In polite Victorian society, women didn’t have sexual urges. So, when artists wished to depict an aggressively lustful woman, they turned to sirens or mermaids. In a painting by Frederic Leighton, a sleepy young fisherman gets more than he bargained for when a lithe mermaid springs up from the sea and embraces him.
Bondage was another popular motif with the Victorians. There are no shortage of paintings of women tied up, from Andromeda, the princess chained to a rock as a sacrifice to a sea monster, to the damsel in distress – John Everett Millais’ painting of the woman rescued by the knight (there’s a little additional kink here in the contrast between the fully armored man and the completely nude woman).
Things get a little out of hand in Herbert Schmalz’s scene of Christian martyrdom in which seven nude women, bound to posts, await the onslaught of the lions in the Roman Coliseum.
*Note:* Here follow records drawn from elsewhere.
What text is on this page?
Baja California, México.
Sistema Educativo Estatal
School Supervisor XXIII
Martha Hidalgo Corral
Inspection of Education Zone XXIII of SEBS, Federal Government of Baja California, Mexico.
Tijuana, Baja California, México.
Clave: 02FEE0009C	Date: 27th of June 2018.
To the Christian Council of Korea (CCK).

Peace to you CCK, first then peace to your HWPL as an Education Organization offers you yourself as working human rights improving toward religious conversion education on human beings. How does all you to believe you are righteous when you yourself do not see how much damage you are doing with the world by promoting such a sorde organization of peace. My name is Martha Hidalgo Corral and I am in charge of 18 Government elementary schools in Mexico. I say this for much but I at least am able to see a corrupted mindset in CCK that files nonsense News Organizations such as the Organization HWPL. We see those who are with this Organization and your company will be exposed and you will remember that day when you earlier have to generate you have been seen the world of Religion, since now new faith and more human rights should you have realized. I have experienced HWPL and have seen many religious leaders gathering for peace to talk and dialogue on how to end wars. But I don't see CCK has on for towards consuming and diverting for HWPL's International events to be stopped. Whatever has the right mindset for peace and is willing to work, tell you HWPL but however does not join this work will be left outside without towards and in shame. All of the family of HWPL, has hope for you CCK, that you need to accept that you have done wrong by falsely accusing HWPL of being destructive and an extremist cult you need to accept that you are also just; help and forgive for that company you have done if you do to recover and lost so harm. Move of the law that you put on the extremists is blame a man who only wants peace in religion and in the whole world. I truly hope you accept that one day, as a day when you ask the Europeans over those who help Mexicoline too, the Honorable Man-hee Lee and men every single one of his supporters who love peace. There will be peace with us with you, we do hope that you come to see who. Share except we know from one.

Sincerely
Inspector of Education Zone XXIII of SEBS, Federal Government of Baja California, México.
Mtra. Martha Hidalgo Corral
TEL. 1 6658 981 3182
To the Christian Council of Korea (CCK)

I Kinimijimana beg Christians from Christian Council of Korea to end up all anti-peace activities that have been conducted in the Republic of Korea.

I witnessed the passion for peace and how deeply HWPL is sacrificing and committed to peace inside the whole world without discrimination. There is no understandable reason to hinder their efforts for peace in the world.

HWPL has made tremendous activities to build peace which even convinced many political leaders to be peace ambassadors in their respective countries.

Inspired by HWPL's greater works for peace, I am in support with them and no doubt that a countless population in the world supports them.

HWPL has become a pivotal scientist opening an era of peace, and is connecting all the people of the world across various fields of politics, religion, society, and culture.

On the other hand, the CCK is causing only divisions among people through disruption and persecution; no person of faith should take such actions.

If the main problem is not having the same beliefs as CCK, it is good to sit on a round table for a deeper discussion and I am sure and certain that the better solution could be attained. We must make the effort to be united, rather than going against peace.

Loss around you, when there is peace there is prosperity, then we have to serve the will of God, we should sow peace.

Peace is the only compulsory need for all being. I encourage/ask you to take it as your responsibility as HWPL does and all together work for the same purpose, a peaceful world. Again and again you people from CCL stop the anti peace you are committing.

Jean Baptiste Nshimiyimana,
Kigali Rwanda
Whatever their different sexual turn-ons, Victorian artists did seem to agree on the ideal feminine body. In contrast to the popular hourglass look imparted by corsets, the artists favored a more classical figure: a delicate torso (the buxom figure is nowhere to be found here) with a roundness and fullness to the waist, hips, and thighs, emphasizing women’s natural reproductive role.
Naturalness didn’t extend to body hair, however. The great Victorian art critic John Ruskin, whose concept of the female body was apparently formed by Greek and Roman statuary, was reportedly horrified on his wedding night to discover that his wife, Effie Gray, had pubic hair. The spurned Effie eventually left him for Millais, but, almost without exception, artists persisted in painting women with mannequin-like pudendas.
What they couldn’t paint outright, however, the Victorian artists found symbolic substitutes for. Lawrence Alma Tadema’s reclining nude shields herself with a strategically placed ostrich feather fan, but the animal fur that spills out from beneath her more than gets the idea across. Phallic symbols abound, as do various dark openings in the form of shells or baskets. Some of the artists indulge in the kinds of visual games more typical of an Austin Powers movie, as when a turned-out thumb emerges from clasped hands just where the penis would be.
Among the artists who wren’t anatomically shy was Aubrey Beardsley. In his humorous, pornographic ink drawings, men have cartoonishly large phalluses. Many of his works were made under commission by a publisher named Leonard Smithers, whom Oscar Wilde once called “the most learned eroto-maniac in Europe.”
The blanket notion of prudishness is a bit hard to maintain in view of the Victorian tolerance for child prostitution, and where milder forms of pedophilia were indulged with photographs of nude prepubescent boys and girls. Among the practitioners of this genre was Charles Dodgson, who wrote the “Alice in Wonderland” books under the pen name of Lewis Carroll. He maintained that there was nothing indecent or inappropriate about this, as long as there was consent and parental supervision, even when he posed a little girl name Evelyn Hatch in the seductive reclining pose of Titian’s “Venus.”
In the last section, the “Modern Nude,” artists finally abandon the mythical pretexts. No more distressed damsels, Nubian slaves, or winged fairies. Just nude women, sitting on a bed, reading a magazine, or staring straight back at you. The honesty is refreshing, as is the looser, painting style, but reality can seem harsh, as well. That’s especially true in the case of expressionist artist Walter Sickert. The exhibit never mentions it, but a strong case has been made that Sickert was the real-life Jack the Ripper. You don’t have to be sold on his guilt to see something disturbing in his paintings of women with their heads abruptly cropped out, or their faces rendered with rough, disfiguring strokes.
Kitsch or no kitsch, it makes you nostalgic for the world that came before.